Electronic – Buffer for 5V, 500ps to 10 ns pulses

bufferhigh speedpulse

I am trying to make a buffer for short, 5V pulses.
The pulses are negative (form 5 to 0 V) and last for 500 ps to 10 ns (Half maximum, full width).
The load is capacitive, around 50pF, and as close as possible to the buffer.
The input will probably be a differential pair.
The pulse repetition rate is expected to be around 50MHz.

I considered several options:

  1. Several fast logic gate, like SN74LVC2G04 in parallels. They could have adequate rise-time but the maximum frequency is low, around 150MHz.
  2. Fast, high slew rate Op-amp like an AD8009. The bandwidth is better and this could work with pulses around 5ns, but probably not with shorter ones.
  3. An RF amplifier, with a gain block or an RF FET. I don't know that much on those circuits beside basic class A amplifier and this will continuously consume power.

Thanks for any suggestions!


The pulses will be generated by some CML logic. The device driving the buffer will be similar to an ADCMP572. It's differential with a swing of 800 mV, so I need voltage gain, and enough current to get a good rise time.

Best Answer

td;dr Your requirements are unreasonable. Reduce the load capacitance.

Just to establish some ground rules here. What you want needs major amounts of current to get the job done.

Capacitance voltage charge from a constant current source is expressed as \begin{equation} \ Ut = \frac{(I*t)}C \end{equation}

Given 5V and 50pF, that works out to 500mA of current just to get the pulse high within 500ps. And that's probably not too useful for you. So to get something a bit more reasonable like 50ps for 10% rise/fall time you're looking at 5 amperes of current to get the job done.

We're talking about a major high speed driver here. To look at it other way, your 500ps pulses are 2GHz if they were sinewave, which they're not. Some of the modern fast serial drivers can handle the speed but nowhere near the capacitance.

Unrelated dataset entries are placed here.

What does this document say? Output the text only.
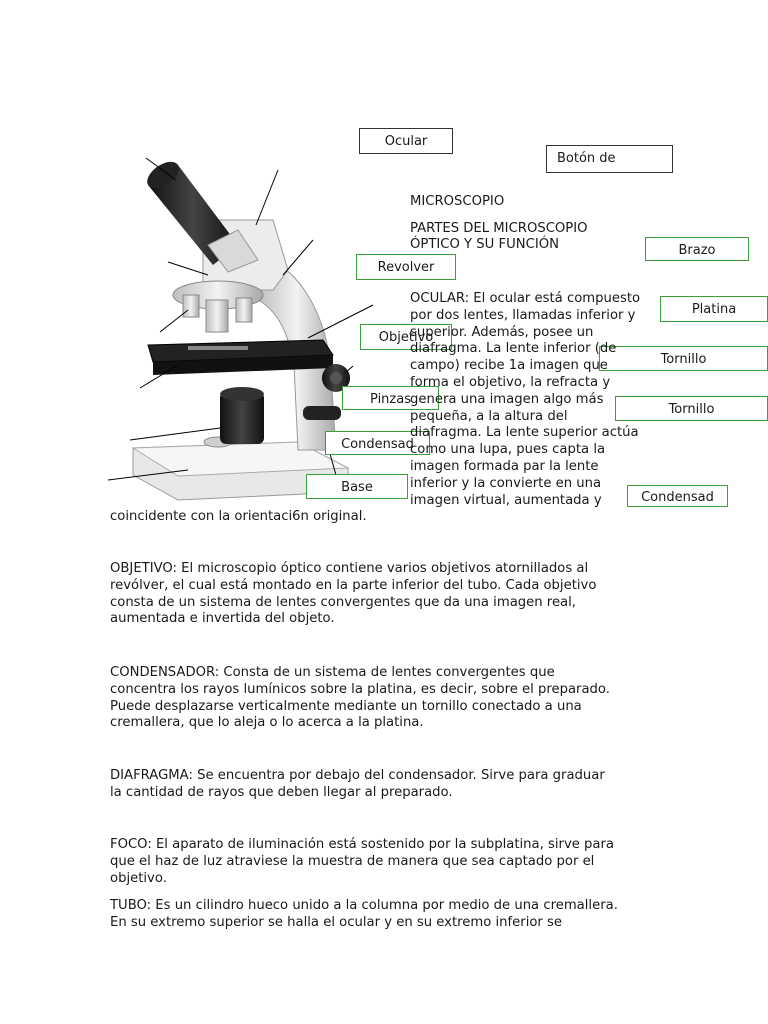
Ocular
Botón de
Brazo
Revolver
Platina
Objetivo
Tornillo
Pinzas
Tornillo
Condensad
Base
Condensad
MICROSCOPIO
PARTES DEL MICROSCOPIO
ÓPTICO Y SU FUNCIÓN
OCULAR: El ocular está compuesto
por dos lentes, llamadas inferior y
superior. Además, posee un
diafragma. La lente inferior (de
campo) recibe 1a imagen que
forma el objetivo, la refracta y
genera una imagen algo más
pequeña, a la altura del
diafragma. La lente superior actúa
como una lupa, pues capta la
imagen formada par la lente
inferior y la convierte en una
imagen virtual, aumentada y
coincidente con la orientaci6n original.
OBJETIVO: El microscopio óptico contiene varios objetivos atornillados al
revólver, el cual está montado en la parte inferior del tubo. Cada objetivo
consta de un sistema de lentes convergentes que da una imagen real,
aumentada e invertida del objeto.
CONDENSADOR: Consta de un sistema de lentes convergentes que
concentra los rayos lumínicos sobre la platina, es decir, sobre el preparado.
Puede desplazarse verticalmente mediante un tornillo conectado a una
cremallera, que lo aleja o lo acerca a la platina.
DIAFRAGMA: Se encuentra por debajo del condensador. Sirve para graduar
la cantidad de rayos que deben llegar al preparado.
FOCO: El aparato de iluminación está sostenido por la subplatina, sirve para
que el haz de luz atraviese la muestra de manera que sea captado por el
objetivo.
TUBO: Es un cilindro hueco unido a la columna por medio de una cremallera.
En su extremo superior se halla el ocular y en su extremo inferior se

If you're really got your heart set at building this, you'd essentially need to design a basestation-level microwave amplifier. This is very much specialty equipment, but does not actually cost that much if you go to ebay. Google for microwave power amplifier. Note that you'd need to go up to 20GHz to get that 10% rise and fall time.

Alternatively positive emitter coupled logic might be coaxed to produce required amounts of oomph but designing such a monster is beyond the scope.